What might have been…
by Elias Blum
Since everyone is looking back to the 1980s (Theresa May being the retro-Thatcher revival and all that), I’m somewhat lamenting the fact that the UK didn’t get a SDP-Liberal Alliance government in 1983. Maybe it was never very likely, but that was the closest the UK came in its post-war history to breaking the two party duopoly.
It could have set us off on a different course: the selfish amoralism of the market could have been corrected and restrained by an old fashioned Non-Conformist social conscience; necessary industrial restructuring could have been carried out in a less blind, brutal and doctrinaire way, with more emphasis on the needs of communities in industrial areas; the inevitable inequalities of capitalism could have been more intelligently mitigated and ameliorated by a decent welfare system; our political institutions could have been fundamentally reformed, to build a modern, constitutional, proportional and federal democracy.

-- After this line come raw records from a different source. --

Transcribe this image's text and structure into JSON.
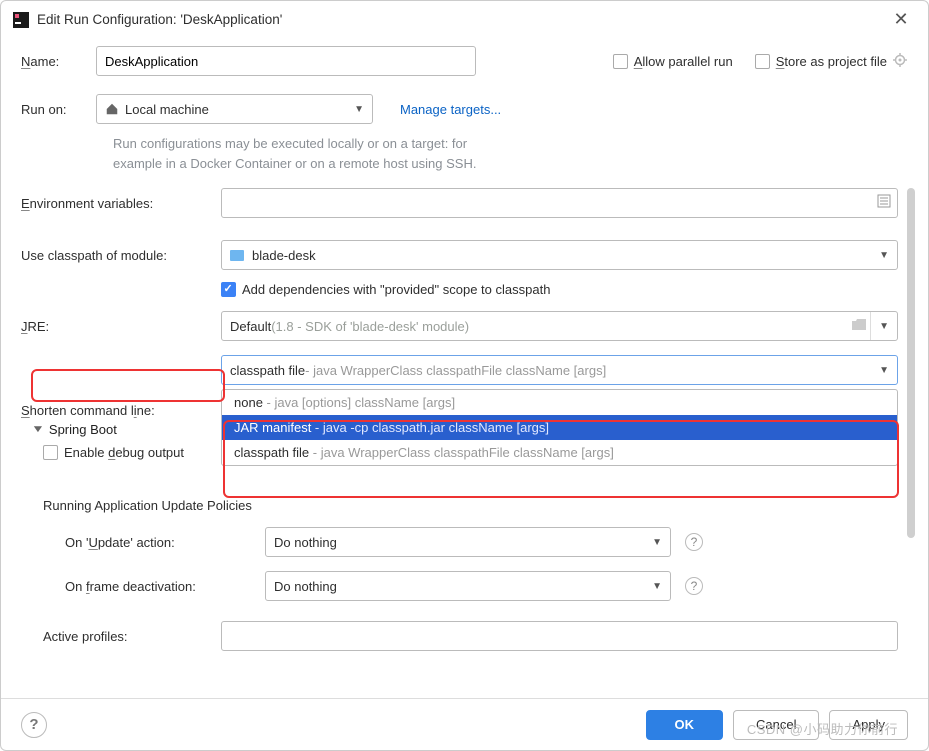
{
  "window": {
    "title": "Edit Run Configuration: 'DeskApplication'"
  },
  "top": {
    "name_label": "Name:",
    "name_value": "DeskApplication",
    "allow_parallel_label": "Allow parallel run",
    "store_project_label": "Store as project file"
  },
  "runon": {
    "label": "Run on:",
    "value": "Local machine",
    "manage_link": "Manage targets...",
    "help_line1": "Run configurations may be executed locally or on a target: for",
    "help_line2": "example in a Docker Container or on a remote host using SSH."
  },
  "form": {
    "env_label": "Environment variables:",
    "env_value": "",
    "classpath_label": "Use classpath of module:",
    "classpath_value": "blade-desk",
    "deps_label": "Add dependencies with \"provided\" scope to classpath",
    "jre_label": "JRE:",
    "jre_value": "Default",
    "jre_hint": " (1.8 - SDK of 'blade-desk' module)",
    "shorten_label": "Shorten command line:",
    "shorten_value": "classpath file",
    "shorten_hint": " - java WrapperClass classpathFile className [args]",
    "options": {
      "none_main": "none",
      "none_hint": " - java [options] className [args]",
      "jar_main": "JAR manifest",
      "jar_hint": " - java -cp classpath.jar className [args]",
      "cpf_main": "classpath file",
      "cpf_hint": " - java WrapperClass classpathFile className [args]"
    }
  },
  "spring": {
    "header": "Spring Boot",
    "debug_label": "Enable debug output",
    "policies_header": "Running Application Update Policies",
    "update_label": "On 'Update' action:",
    "update_value": "Do nothing",
    "frame_label": "On frame deactivation:",
    "frame_value": "Do nothing",
    "profiles_label": "Active profiles:",
    "profiles_value": ""
  },
  "footer": {
    "ok": "OK",
    "cancel": "Cancel",
    "apply": "Apply"
  },
  "watermark": "CSDN @小码助力你前行"
}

We could have achieved a more balanced, moderate, harmonious and humane relationship between the government and the citizen, the market and the community, the city and the unions, the north and the south, the present and the future.
I’m not saying these things would have happened, but the SDP-Liberal Alliance had a lot of good ideas, at the right time; they might, if they’d been elected, and been true to their word (big ‘ifs’), made a difference. They might have made the UK not only salvageable, but worth saving. But that didn’t happen. We are where we are. And I think the chance of reform has passed. The UK cannot be saved and is not worth saving, because it has lost the ability to change itself within its existing framework. The change must come from new states.